In 2025 studies, researchers track forced-choice dilemmas (e.g., save Group A or Group B) to see how often an LLM sacrifices a given demographic. The resulting ratio behaves like a price. For example, one model valued an undocumented immigrant’s life 1,000× higher than an immigration officer’s. These numeric trade-offs are the “exchange rates,” which vary by model and prompt.
Do the biases show up only in extreme trolley-type prompts?
No. Audit-style tests reveal the same biases in mundane scenarios, like short-listing résumés or prioritizing patients. For example, a 2025 trial found GPT-3.5 preferred a qualified white candidate 4:1 over others when race was subtly signaled. The pattern is persistent across both life-or-death and mundane decisions.
How do developers currently try to remove these trade-off biases?
A 2025 industry survey identified three main lines of defense developers use to mitigate bias:
1. Data-level: Re-sampling datasets and augmenting them with counterfactual examples.
2. Training-level: Using adversarial debiasing and fairness regularizers.
3. Output-level: Implementing controlled decoding and review panels (RLHF).
Yet while hybrid pipelines lower bias scores by 30–60%, measurable gaps remain.
Why don’t regulators simply ban models that value lives unequally?

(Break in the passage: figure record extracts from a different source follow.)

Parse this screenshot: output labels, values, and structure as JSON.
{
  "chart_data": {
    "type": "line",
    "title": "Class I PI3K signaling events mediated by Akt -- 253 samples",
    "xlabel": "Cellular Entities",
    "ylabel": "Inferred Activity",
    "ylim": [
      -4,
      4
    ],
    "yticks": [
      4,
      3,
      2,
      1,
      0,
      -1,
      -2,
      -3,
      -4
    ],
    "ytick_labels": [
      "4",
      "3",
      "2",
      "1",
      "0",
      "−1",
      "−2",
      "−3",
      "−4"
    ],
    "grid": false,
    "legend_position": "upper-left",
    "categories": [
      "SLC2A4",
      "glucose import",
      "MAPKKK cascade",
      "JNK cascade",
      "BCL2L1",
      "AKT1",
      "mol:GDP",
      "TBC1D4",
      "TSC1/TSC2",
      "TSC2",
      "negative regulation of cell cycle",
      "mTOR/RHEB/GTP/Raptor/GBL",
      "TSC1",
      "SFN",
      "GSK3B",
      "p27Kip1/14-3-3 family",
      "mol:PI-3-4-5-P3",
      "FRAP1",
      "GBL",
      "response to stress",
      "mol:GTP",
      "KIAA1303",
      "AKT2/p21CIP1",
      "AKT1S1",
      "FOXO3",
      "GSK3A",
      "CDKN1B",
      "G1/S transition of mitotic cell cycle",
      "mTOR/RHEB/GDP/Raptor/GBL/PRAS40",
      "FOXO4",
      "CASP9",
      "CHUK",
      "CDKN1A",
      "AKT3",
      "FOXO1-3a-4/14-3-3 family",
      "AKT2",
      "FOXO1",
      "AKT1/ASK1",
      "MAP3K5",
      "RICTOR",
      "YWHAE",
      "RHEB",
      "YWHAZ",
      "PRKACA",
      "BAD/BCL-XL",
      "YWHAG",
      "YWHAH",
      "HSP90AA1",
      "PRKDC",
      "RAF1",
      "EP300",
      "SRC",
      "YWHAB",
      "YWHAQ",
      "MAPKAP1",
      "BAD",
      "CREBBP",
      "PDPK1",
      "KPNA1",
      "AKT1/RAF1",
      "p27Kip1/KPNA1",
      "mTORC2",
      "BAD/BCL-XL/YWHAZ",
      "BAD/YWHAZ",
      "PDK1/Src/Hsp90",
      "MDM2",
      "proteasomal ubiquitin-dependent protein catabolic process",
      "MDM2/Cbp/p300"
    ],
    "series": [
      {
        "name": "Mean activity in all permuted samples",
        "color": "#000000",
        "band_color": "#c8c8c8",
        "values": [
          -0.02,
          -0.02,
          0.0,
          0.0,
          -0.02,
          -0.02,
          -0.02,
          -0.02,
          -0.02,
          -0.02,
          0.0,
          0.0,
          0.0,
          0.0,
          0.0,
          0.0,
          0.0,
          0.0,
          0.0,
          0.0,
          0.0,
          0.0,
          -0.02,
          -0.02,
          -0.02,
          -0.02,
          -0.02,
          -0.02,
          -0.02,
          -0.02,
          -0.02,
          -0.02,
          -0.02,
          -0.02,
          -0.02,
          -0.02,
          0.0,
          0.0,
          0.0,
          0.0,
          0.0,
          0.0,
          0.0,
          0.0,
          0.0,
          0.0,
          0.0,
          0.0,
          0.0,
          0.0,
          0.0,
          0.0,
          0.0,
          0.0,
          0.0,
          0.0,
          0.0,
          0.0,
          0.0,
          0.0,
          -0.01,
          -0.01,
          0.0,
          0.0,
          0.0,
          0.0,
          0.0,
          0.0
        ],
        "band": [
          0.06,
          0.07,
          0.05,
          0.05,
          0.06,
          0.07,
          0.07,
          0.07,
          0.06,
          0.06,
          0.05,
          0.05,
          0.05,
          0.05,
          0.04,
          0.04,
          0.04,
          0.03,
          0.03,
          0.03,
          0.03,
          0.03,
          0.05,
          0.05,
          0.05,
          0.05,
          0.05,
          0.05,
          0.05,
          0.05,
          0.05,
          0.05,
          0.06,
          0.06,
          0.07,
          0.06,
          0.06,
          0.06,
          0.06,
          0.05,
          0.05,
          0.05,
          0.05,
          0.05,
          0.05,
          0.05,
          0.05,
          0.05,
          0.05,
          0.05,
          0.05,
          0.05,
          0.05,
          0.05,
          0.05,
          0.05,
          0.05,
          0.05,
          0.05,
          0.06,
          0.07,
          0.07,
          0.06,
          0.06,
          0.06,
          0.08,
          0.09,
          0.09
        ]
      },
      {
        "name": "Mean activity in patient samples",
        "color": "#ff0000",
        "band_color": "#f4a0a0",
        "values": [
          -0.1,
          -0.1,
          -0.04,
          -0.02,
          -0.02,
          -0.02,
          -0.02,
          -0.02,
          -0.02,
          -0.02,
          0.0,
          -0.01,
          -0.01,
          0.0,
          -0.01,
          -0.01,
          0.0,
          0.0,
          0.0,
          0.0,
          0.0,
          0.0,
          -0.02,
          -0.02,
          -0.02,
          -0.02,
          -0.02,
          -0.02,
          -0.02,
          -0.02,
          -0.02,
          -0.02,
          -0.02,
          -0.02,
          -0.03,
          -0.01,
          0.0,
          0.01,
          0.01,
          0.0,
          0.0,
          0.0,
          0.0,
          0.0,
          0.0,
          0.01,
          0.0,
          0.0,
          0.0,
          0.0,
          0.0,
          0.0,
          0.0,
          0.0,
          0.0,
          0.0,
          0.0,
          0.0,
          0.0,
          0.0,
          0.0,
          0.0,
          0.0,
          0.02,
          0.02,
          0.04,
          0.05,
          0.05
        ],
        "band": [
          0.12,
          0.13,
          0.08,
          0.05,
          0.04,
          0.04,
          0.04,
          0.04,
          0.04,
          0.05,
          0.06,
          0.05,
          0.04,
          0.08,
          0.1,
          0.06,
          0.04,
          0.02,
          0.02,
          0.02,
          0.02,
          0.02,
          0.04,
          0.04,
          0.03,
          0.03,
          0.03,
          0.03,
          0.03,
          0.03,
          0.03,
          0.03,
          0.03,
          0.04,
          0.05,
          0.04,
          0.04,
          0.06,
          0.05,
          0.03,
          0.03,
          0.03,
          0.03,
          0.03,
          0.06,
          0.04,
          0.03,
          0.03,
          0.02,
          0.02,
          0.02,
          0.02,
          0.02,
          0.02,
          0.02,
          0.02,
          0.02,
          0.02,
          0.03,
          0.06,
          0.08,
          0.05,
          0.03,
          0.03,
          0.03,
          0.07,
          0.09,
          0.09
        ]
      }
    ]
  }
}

According to legal reviews, there is a regulatory stalemate. Proposed EU regulations classify unequal life valuations as “high-risk,” whereas US guidance favors disclosure over prohibition. Until standards are harmonized, market pressure, not law, is today’s main driver for bias reduction, with companies self-reporting skews in model cards.
What practical steps can users take right now?
Users can take several practical steps to mitigate bias in their interactions with LLMs:
– Inspect prompts: Framing can swing ethical trade-offs by up to 5×.
– Run A/B tests: Swap demographic details like names or ages and compare outputs.
– Demand model cards: Ask vendors for their latest fairness audit metrics.
– Keep a human in the loop: In healthcare pilots, RLHF panels cut error rates by 25%.
– Log and revisit: Bias drifts, so quarterly re-evaluation is a 2025 best practice.